The toughest part of getting back to work is hearing the accomplishments of my colleagues and feeling the pressure to catch up. I must and I will. I felt extremely lethargic after just two hours. I thought to myself that I should leave. Then I spoke with a client who gave me all the "buying signals." My adrenaline rushed and I stayed late. I am excited to go back tomorrow and really step it up.
I certainly spent a few minutes a day crying in the bathroom, and I'm not embarrassed about it. It was the anticipation of the unknown that got to me. Daydreaming about chemo, about throwing up, about losing too much weight, about where the F am I going to find a great wig, what the F am I going to tell annoying people at work who patronize me. This, I believe, has passed. I know that I can get through chemo. I know that I may actually enjoy not having to wash, blow dry, and flat iron my hair in the winter. I know that if anyone at work makes an obnoxious comment, I can rise above because I sure as hell am stronger than the average person.
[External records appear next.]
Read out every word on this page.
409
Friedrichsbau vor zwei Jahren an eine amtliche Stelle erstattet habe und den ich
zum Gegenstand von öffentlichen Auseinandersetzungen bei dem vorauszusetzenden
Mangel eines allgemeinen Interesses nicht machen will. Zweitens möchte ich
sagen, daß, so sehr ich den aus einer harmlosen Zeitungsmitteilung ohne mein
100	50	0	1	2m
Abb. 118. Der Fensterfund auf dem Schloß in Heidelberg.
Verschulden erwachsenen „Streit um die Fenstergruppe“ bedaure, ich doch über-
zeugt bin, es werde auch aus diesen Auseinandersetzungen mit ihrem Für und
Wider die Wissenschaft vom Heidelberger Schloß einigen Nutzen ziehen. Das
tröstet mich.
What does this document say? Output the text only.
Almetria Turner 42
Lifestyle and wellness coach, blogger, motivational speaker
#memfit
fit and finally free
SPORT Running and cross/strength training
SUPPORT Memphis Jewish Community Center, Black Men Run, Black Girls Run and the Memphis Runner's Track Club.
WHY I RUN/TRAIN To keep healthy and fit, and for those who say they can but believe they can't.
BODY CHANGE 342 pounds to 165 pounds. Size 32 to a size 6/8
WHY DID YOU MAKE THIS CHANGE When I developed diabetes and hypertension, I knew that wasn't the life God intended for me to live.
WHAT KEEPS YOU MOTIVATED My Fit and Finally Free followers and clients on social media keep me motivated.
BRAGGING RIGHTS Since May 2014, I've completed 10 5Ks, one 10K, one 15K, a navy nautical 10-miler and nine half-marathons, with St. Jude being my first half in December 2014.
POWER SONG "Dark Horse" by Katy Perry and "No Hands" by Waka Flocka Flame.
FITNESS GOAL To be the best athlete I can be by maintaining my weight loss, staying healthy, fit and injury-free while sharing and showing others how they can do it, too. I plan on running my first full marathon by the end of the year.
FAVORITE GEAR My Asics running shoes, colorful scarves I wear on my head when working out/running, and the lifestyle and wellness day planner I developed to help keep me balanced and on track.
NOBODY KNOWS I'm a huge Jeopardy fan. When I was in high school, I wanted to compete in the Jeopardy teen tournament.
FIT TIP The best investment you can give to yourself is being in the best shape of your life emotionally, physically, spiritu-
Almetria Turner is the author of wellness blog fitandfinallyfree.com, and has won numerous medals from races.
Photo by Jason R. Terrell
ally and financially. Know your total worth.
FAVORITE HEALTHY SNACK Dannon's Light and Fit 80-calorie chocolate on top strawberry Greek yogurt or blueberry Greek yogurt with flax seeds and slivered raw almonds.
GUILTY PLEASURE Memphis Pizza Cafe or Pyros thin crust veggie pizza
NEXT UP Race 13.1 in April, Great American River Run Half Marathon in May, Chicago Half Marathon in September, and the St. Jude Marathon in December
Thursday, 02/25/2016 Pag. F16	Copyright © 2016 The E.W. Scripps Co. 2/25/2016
There are also some people in my office who have helped contribute to me feeling great about myself. Today a woman who I barely have any interaction with called me to her office. She told me that she heard what I was going through and read my blog and felt inspired. She cried (which made me cry) and said "I don't know if I'd be able to do what you're doing." This really lifted my spirits. It made me think that we as humans are unaware of our capabilities. It just goes to show that G-d only gives us things we can handle. Sometimes the encouragement from a stranger or someone I don't know well means the world to me.
So back at the office. There is a life outside of chemo. I'm excited to embrace it again.
Link: American Cancer Society Making Strides Against Cancer page where Gross's supporters had raised - as of today - $1,579 to help pay her medical expenses.
Photo credit: Cancer for my 26th Birthday








5 comments:
thank you for the kind words. these positive thoughts get me through everyday!
feel free to reach out if anyone has breast cancer related questions.
I wish you the best, Shira. I am sure that your blog inspires many people.
In going public with your experiences, you remind me a bit of Jeff Jarvis, who wrote about his prostate cancer. The big difference, of course, is that you are much prettier.
nice blog... have a view of my blog when free.. http://www.lonelyreload.blogspot.com .. do leave me some comment / guide if can.. if interested can follow my blog...
Shira, thanks for such an incredible
post. Shalom!
Dearest Shira, Your Portland Oregon family follows your blog and sends you love and positive thoughts.
We try to keep up with information from Aunt Gwen and pray for a good outcome for your Mom and Dad.